This is the additional workbook to the Set Boundaries, Find Peace book that I previously reviewed and loved. I think this workbook is amazing to go alongside it and found it to be incredibly useful! This workbook helps to work through your feelings of discomfort and guilt about setting and maintaining boundaries and helps you to understand what prevents you from advocating for yourself with others. Below are my favorite quotes from the book:
It’s daring to live a boundaried life. It’s brave to run the risk of others becoming upset with you. It takes courage to use your voice. Even through fear, you can set boundaries. Even through guilt, you can set boundaries.
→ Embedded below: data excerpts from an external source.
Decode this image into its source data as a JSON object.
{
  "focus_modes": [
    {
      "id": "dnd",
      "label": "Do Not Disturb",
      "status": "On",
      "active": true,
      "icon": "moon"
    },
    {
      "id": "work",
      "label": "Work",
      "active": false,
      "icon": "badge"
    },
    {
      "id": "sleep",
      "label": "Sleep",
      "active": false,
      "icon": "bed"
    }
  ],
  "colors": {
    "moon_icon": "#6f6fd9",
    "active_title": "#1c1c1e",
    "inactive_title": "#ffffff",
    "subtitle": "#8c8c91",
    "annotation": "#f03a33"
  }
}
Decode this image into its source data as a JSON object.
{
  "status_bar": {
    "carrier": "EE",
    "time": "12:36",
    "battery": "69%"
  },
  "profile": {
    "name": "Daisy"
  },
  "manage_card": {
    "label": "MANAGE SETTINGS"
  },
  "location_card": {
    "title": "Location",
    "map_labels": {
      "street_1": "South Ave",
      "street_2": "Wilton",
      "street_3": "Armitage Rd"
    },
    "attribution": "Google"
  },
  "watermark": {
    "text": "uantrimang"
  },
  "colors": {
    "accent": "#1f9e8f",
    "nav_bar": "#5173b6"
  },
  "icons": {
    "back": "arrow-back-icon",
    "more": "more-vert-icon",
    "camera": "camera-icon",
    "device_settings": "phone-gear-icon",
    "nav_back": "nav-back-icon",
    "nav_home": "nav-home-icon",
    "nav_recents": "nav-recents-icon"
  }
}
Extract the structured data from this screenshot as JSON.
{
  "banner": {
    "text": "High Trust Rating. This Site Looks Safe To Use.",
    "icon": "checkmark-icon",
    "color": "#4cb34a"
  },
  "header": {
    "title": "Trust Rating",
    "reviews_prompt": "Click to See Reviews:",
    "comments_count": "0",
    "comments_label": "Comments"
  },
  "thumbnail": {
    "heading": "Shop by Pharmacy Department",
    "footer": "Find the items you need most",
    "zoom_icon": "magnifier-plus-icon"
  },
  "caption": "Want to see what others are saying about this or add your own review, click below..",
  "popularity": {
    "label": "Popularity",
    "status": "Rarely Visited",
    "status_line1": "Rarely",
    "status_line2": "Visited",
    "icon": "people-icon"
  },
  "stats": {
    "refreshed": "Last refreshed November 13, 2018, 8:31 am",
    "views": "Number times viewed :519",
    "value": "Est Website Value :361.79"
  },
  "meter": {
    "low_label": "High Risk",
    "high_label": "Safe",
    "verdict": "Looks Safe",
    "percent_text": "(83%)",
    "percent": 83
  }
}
Don’t abandon your healing
We can’t do it all, and we shouldn’t try. We can’t be everything to everyone, and we shouldn’t try. We can’t please everyone, and we shouldn’t try.
Needing people is not co-dependence. Enmeshing with them and losing who you are is co-dependence. Making it your job to rescue them from problems of their own doing (without being asked) is co-dependence. Losing touch with your needs and taking on someone else’s is co-dependence.
A life without healthy boundaries limits your ability to live your life on your own terms. What you want for yourself is clouded by what others say, think, and do. What you need is dimmed because of what others need. When you don’t own and manage your life, others will do it for you.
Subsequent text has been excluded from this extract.